Dans la journée, je vais explorer les champs de khat qui entourent la ville de tous côtés, guidé par un jeune homme rencontré au hasard d’une piste. Sur la terre de couleur brique poussent des arbrisseaux alignés, de trois à cinq mètres de haut, aux feuilles coriaces et dentées, d’un vert foncé, qui luisent dans le soleil : les champs de khat sont difficiles à prendre en photo. Les jeunes feuilles sont plus claires et teintées de bronze, tandis que les pousses et le sommet tendre des tiges se parent d’une belle nuance rouge. J’en ai souvent vu depuis mon arrivée : dès le matin de bonne heure, l’angle sud-est de la place principale du vieil Harar est encombré de vendeurs de khat, accroupis devant des sacs débordants du végétal porteur de rêves. Les pousses s’y vendent déjà très cher et c’est à prix d’or qu’elles se négocient au Yémen[3] ou à Djibouti qui en importe douze tonnes par jour. Elles sont également acheminées jusqu’au Kenya, au Congo, en Afrique du sud, et de façon confidentielle en Europe et en Amérique du nord.

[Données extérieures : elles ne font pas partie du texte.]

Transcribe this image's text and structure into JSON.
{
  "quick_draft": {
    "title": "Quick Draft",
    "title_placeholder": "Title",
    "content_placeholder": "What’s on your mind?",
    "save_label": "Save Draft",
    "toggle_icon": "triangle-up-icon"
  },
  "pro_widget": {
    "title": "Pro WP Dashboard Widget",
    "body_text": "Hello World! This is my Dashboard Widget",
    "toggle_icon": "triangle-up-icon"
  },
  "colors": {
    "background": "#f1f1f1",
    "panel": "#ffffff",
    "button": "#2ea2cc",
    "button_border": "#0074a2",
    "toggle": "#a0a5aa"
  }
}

L’utilisation du khat comme stimulant dans la corne de l’Afrique est séculaire. L’évocation écrite la plus ancienne connue date de 1237. Sa consommation se pratique le plus souvent en groupe : le rôle social du khat est très important. Les hommes, beaucoup plus rarement les femmes, se réunissent chaque après-midi pour « brouter la salade » comme on dit à Djibouti. La mastication des jeunes feuilles fraîches pendant plusieurs heures dissipe les sentiments de faim et de fatigue. Elle produit un sentiment d’exaltation et de bien-être tout en facilitant la communication. Cette phase d’euphorie est suivie, quelques heures plus tard, d’une période de dépression légère avec insomnie. Mâcher les feuilles provoque une soif intense et les utilisateurs s’abreuvent de thé sucré et parfumé à la cannelle, au clou de girofle et à la cardamome – ou de coca-cola… Les feuilles fraîches de khat renferment plusieurs alcaloïdes, principalement de la cathinone, dont la structure et les effets sont proches de ceux des amphétamines. Après quarante-huit heures certaines substances actives se dégradent et les feuilles sèches n’ont plus beaucoup d’effets. Les consommateurs dépensent d’importantes sommes pour se procurer leur « drogue » quotidienne, bien que le khat ne crée pas de dépendance physique. Ceci diminue le pouvoir d’achat des familles, d’autant plus que la force de travail se trouve considérablement réduite par l’inactivité allant de pair avec sa consommation. Pour ces raisons, la plante est considérée comme un fléau par les gouvernements, mais ce n’est peut-être qu’un point de vue occidental : au fond, tout le monde a l’air de bien s’en accommoder. Ce cousin du fusain ne pousse que dans l’est éthiopien, au-delà de 1 500 mètres d’altitude. Buisson assez banal, sans véritable trait saillant, cette plante mythique n’a vraiment rien d’impressionnant. Mais il m’est impossible d’être déçu : le plaisir avec lequel mon guide me dévoile sa passion pour le khat, son bonheur à me présenter sa famille et à partager son repas me touchent profondément.


[1] Prononcez « tchatt ».

[2] Elle a probablement débuté au Yémen.

[3] On estime que 80% des yéménites adultes mâchent quotidiennement du khat.